Hughes often uses alliteration (repetition of consonants) and assonance (repetition of vowel sounds within words) to add an incantatory quality to his verse and to bring images to life. In the alliteration of “touches twig, leaf,” one feels the delicacy of the fox’s nose investigating its environment. The strong sounds of “Of a body that is bold to come/ Across clearings,” together with the positioning of “Across clearings” at the start of a new stanza, give a sense of sudden energy as the fox emerges into the open.

The most memorable image forms the poem’s climax: “With a sudden sharp hot stink of fox/ It enters the dark hole of the head.” The fox has realized its symbolic status as metaphor for thought. The thought fills the expectant vacancy that has been the poet’s consciousness until now. The image is intensely violent, evoking speed, flavor, temperature, and smell.
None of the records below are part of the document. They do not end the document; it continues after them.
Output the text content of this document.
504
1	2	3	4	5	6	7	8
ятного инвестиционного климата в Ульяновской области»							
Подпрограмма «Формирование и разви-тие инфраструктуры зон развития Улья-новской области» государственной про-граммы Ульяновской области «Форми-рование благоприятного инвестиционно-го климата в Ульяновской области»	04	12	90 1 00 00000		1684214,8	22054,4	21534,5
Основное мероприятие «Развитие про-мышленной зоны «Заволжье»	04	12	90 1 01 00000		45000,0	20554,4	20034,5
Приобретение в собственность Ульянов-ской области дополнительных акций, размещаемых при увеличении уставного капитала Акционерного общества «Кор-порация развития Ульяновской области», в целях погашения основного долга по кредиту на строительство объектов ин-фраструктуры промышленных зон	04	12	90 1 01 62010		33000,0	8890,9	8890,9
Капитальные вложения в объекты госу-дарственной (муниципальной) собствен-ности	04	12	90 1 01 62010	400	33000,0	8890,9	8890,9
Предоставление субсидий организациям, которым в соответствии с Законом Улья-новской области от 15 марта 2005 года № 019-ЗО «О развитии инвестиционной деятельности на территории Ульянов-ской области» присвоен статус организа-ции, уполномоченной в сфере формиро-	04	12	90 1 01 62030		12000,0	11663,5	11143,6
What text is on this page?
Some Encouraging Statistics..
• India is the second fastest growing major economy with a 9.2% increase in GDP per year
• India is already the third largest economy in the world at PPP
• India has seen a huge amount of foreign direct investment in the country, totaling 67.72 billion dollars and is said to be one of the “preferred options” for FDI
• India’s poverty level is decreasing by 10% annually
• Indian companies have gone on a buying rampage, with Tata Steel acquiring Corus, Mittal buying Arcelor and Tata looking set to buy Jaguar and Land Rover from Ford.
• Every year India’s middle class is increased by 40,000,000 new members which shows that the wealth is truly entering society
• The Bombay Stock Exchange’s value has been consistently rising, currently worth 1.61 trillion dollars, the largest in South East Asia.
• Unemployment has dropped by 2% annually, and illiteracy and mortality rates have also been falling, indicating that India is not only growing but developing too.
Two images introduced at the poem’s beginning and repeated at the end reflect its circular journey: from the everyday world, into the imaginative world, then back into the everyday world enriched by the gift of the imagination, the poetic composition. The image of the still-ticking clock, echoing the third line of the poem, recalls one to the world of time and space into which creation manifests. “The window is starless still,” also a repeated image, brings one back full circle to the unchanging eternity that preceded the coming of the thought-fox and continues undiminished after the event. “The page is printed”—referring to the page one has read—resolves the central metaphor. The thought-fox has found its fulfillment in the completed poem.